During these next visits, which vary with each individual, the clinician and DME sATP determine equipment recommendations based on patients’ functional abilities and outcomes of each visit completed. Patients, family, and caregivers also have involvement in the equipment selection process. We make sure all members of the team are involved in each step of the process and allow our patients to have choices. The physician involved has to concur with the equipment recommendations. The information that needs to be gathered during these visits determines if these visits are completed in the home or in our clinic. These visits may include power wheelchair trials, assistive technology trials with alternative drive controls, seating simulations, or custom molding and first fittings. When a patient has an existing handicapped van or lift system, we make the effort to complete a trial with the recommended power wheelchair to ensure there is compatibility and avoid problems after delivery.

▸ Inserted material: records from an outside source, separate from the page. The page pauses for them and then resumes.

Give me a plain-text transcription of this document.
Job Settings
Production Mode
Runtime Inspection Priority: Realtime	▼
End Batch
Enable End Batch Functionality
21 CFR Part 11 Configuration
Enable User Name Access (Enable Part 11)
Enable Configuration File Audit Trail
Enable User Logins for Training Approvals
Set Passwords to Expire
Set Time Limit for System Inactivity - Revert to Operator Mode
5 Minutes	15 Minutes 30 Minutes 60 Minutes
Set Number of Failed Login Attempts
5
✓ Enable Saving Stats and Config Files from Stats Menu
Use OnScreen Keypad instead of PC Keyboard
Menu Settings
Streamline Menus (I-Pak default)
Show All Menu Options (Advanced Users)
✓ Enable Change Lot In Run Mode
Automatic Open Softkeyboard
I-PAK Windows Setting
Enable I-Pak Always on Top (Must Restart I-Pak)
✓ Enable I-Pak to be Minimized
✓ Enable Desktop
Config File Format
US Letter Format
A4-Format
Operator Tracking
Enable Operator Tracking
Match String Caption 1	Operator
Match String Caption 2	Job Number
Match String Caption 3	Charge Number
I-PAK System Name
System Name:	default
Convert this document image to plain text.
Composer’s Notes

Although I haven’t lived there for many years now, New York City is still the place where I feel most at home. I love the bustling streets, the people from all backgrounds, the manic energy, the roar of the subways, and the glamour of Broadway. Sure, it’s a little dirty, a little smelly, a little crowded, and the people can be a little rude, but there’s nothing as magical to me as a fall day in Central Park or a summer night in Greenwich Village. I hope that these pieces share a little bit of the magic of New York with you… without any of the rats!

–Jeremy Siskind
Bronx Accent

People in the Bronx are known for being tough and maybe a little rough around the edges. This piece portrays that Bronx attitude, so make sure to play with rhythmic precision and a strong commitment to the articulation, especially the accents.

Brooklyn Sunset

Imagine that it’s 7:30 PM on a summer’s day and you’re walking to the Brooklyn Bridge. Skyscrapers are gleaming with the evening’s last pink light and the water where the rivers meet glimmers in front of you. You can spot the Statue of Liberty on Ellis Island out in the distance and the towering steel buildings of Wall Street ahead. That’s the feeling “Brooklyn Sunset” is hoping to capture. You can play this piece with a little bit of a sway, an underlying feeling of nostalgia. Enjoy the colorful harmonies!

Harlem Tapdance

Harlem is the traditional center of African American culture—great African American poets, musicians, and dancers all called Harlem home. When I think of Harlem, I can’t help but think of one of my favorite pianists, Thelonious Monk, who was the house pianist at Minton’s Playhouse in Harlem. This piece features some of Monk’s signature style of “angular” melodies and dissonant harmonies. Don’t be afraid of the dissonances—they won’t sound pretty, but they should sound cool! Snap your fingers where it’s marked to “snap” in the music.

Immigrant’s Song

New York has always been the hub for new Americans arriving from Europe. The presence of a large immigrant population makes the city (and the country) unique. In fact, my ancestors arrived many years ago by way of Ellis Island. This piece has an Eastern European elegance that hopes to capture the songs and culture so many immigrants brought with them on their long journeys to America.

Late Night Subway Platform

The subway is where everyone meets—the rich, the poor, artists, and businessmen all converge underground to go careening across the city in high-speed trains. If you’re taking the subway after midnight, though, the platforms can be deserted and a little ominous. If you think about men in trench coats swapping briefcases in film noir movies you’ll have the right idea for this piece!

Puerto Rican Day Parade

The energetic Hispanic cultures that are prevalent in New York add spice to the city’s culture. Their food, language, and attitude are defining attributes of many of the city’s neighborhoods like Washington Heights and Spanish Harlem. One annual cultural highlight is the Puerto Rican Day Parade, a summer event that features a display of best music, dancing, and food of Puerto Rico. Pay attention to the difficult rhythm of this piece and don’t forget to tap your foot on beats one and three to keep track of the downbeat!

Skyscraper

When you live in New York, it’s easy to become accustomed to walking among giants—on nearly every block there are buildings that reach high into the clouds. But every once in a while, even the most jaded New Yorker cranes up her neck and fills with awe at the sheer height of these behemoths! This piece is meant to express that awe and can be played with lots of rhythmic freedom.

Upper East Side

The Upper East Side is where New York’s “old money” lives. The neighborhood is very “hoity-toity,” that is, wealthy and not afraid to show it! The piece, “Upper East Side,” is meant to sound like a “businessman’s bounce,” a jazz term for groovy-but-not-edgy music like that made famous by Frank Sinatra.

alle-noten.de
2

I prefer to complete complex power wheelchair trials in the home because these patients and their caregivers have care routines that are extremely individualized. For example, a patient with spina bifida may have a specific technique for toilet transfers from a power wheelchair not commonly seen and can be demonstrated only in the home. For patients who already use manual or power mobility, avoiding major changes in their day-to-day routines is crucial. Making the wrong equipment decision can impede function of the end user and be costly to the rehab DME supplier. I believe in making the effort to get it right the first time.


Once the recommended complex power wheelchair is ready for delivery, arrangements are made with the patient, family, caregivers, clinician, and DME sATP to complete the delivery visit for fitting and training. The number of visits needed also varies with each patient and may include additional follow-up visits for training depending on the complexity of the equipment. Also, patients who have multiple caregivers may require an additional visit for training with a caregiver who was not present during the prior visit. With complex power wheelchairs with alternative drive controls and custom seating, further visits are usually required for additional training and modifications to make sure they are optimally configured.

For a complete list of vendors in the power mobility industry, see our online Buyer’s Guide.

The clinician is involved in the fitting process to ensure the seating system and drive controls fit appropriately and maximize independence of the end user. Once the fitting with the seating system is complete, we begin patient and caregiver training in MRADLs in the home. This may include self-feeding, grooming, dressing, transfers in the bedroom and bathroom, toileting, and meal preparation in the kitchen. The DME sATP is present to complete any electronic programming modifications as necessary to ensure the power wheelchair’s drive controls are optimally configured for safe driving.

Our complex power wheelchair services include a range of three to five visits per patient. As patients age or have changes in their medical condition, we follow their cases and encourage them to return to us for equipment or seating modification evaluations as needed. Once an individual becomes our patient, they are a patient for life.